Review

"Open Water" also...eigentlich eine vielversprechende Thematik, die dieser Film beinhaltet. Die archaische Angst des Menschen, allein und hilflos auf hoher See treibend, kein Land oder Schiff weit und breit, um einen herum nur das endlos weite Meer...und noch eine andere, nicht greifbare und unsichtbare Gefahr...Stoff für eine spannende Story, einen echten Kampf ums Überleben.

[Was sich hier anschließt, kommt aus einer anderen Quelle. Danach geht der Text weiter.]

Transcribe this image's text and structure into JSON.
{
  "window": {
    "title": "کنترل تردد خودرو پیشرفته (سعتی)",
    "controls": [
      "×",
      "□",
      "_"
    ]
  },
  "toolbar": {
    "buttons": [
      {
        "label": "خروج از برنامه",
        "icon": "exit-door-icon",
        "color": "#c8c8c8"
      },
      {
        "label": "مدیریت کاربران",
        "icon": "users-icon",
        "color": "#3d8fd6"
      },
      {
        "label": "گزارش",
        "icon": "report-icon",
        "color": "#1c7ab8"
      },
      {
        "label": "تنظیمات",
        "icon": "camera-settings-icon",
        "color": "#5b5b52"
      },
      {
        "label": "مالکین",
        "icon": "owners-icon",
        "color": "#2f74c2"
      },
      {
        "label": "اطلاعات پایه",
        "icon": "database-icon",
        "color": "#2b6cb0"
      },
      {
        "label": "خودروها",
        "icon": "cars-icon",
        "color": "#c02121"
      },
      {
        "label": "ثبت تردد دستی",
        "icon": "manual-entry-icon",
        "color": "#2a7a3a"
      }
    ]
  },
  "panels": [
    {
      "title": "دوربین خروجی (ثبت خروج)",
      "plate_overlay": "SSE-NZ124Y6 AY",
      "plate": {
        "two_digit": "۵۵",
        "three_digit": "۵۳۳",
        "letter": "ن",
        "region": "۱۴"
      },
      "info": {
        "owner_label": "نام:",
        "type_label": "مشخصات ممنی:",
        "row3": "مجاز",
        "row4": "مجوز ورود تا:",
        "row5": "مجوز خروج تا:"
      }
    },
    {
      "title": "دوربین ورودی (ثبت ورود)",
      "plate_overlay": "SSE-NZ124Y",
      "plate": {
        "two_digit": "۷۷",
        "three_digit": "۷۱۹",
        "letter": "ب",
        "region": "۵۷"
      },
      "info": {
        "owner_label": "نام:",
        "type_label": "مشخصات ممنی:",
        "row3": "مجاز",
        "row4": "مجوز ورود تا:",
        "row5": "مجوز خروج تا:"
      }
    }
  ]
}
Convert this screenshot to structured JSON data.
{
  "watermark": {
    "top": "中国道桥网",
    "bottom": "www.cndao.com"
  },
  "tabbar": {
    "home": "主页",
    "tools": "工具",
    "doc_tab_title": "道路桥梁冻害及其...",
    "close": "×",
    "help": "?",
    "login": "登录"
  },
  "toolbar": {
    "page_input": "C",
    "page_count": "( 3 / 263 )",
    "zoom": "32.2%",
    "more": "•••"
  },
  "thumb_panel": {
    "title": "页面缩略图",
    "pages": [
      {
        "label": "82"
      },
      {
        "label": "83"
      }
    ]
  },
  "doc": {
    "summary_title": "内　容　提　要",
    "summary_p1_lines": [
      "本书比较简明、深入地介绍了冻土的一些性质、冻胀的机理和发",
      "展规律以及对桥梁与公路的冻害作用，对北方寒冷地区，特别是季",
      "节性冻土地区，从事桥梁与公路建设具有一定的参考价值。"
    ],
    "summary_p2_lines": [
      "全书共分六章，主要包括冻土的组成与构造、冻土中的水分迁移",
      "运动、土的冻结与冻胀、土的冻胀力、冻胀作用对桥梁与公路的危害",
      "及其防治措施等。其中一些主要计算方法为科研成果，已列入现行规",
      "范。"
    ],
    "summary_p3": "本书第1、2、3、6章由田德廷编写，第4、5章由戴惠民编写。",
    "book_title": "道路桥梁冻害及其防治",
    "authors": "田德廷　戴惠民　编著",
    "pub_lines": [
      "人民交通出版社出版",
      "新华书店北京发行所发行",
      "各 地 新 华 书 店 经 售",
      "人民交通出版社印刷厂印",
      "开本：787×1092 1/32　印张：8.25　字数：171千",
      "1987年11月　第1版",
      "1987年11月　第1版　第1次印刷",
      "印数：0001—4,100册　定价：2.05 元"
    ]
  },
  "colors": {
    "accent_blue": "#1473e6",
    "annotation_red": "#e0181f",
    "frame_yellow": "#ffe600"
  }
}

Leider hält der Film aber im weiteren Verlauf in keinster Weise das, was der eigentlich vielversprechende Anfang dem geneigten Zuschauer suggeriert. Langatmige Szenen zweier im Meer treibender Taucher, weit ab von jeglicher Rettung, dann die aufkommende Panik, wenn man erkennt, dass man nicht mehr wirklich "allein" ist, der aussichtslose Überlebenskampf bis zum bitteren Ende...all das wird in endlosen Bildern nicht enden wollend durchgekaut, bis der Zuschauer am Schluss in seinem Sessel sitzt und sich fassungslos fragt, warum er sich den Streifen überhaupt angeguckt hat!? Denn sinnloser kann ein Filmprojekt nicht sein. Und dass die Geschichte auf wahren Begebenheiten beruhen soll, kann man auch nicht ganz nachvollziehen, da das Ende dies prinzipiell kategorisch ausschließt.

Schade, eine gute Idee in meinen Augen leichtfertig vertan. Niemals zuvor hat mich ein Film dermaßen enttäuscht, vielleicht auch gerade deswegen, weil ich mir viel mehr von der Story und ihrer visuellen Umsetzung versprochen habe. Und jetzt läuft auch noch "Open Water 2" in den Kinos an, eine ähnliche Geschichte mit einer Handvoll mehr Protagonisten...vielleicht hat man es diesmal geschafft, die Umsetzung so zu gestalten, dass der Zuschauer am Ende nicht einfach nur ratlos zurückgelassen wird. Wir werden es sehen.